Ciò ha impedito che decollassero in tempi ragionevoli grandi opere come la TAV Torino-Lione e il Ponte sullo Stretto. Inoltre non si è ancora sviluppato un sistema di infrastrutture adeguato per collegare il Mezzogiorno al resto dell’Europa sull’asse verticale Nord-Sud e su quello Est-Ovest . Infine esiste una elevata pressione tributaria sulle imprese, che è particolarmente onerosa per l’investimento nel Mezzogiorno, in cui occorrerebbero le nuove iniziative. La Germania ha ridotto di parecchio l’imposta sulle imprese, con un aumento moderato di quella sui consumi. Noi non abbiamo ancora posto mano a questa riforma, che si può fare senza grandi strappi operando sulle molte esenzioni e agevolazioni.
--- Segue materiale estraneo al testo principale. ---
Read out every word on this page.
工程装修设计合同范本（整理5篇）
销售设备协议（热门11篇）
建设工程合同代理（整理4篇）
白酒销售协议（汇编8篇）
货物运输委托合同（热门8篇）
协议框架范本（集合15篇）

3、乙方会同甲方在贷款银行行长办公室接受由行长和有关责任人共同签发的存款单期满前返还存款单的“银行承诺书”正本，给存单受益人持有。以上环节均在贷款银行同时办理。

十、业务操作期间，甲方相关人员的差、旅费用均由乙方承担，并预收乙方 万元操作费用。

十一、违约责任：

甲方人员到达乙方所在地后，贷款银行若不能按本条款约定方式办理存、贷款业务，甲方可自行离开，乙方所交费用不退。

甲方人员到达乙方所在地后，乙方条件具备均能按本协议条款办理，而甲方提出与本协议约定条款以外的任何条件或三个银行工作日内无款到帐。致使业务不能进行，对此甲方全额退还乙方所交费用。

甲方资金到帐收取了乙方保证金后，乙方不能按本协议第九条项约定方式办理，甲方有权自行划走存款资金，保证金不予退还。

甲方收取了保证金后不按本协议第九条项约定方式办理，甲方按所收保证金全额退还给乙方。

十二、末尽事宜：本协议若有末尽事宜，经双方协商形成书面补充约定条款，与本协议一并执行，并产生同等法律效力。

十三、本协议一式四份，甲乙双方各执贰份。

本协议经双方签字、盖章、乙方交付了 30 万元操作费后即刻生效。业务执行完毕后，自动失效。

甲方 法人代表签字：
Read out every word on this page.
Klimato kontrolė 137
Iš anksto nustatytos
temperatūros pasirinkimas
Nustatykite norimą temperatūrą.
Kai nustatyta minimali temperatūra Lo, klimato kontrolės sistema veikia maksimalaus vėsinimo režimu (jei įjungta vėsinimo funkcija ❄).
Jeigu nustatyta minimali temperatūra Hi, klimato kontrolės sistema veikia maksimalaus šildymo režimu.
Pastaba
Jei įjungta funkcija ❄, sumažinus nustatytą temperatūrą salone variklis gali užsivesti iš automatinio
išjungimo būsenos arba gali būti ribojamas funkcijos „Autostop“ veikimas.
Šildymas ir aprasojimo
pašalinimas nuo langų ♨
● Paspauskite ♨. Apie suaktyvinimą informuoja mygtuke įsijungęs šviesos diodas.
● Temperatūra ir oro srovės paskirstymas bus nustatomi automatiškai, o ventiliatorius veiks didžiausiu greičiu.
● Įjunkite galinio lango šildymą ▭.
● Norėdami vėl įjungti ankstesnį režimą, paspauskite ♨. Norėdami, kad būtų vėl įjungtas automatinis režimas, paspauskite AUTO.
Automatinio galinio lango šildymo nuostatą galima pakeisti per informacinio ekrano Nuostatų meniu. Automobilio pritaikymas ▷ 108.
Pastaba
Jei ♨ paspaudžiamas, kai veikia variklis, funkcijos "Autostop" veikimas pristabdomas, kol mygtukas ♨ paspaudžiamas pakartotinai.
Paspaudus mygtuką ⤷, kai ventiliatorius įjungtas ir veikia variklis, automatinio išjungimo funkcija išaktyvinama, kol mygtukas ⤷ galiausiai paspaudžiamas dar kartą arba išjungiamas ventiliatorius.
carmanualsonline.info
L’Italia per crescere ha bisogno di libertà economica, di autonomia dei contratti di lavoro, di infrastrutture e di una fiscalità moderata, per riprendere il cammino della crescita. E il Sud ne ha bisogno in misura differenziale. Non serve stabilire di chi è la colpa della bassa crescita, se non si rimuovono le cause che la impediscono e non serve dire che occorre imitare il modello tedesco, se non lo si fa. Questa è la sfida su cui occorre concentrarsi, cercando di andare al di là del localismo. Il Pd è diventato un partito dell’Italia centrale con una propaggine a Torino (non nel Piemonte). Sarebbe un grave errore se il Pdl si riducesse a partito di Milano con propaggini nell’Italia del Nord.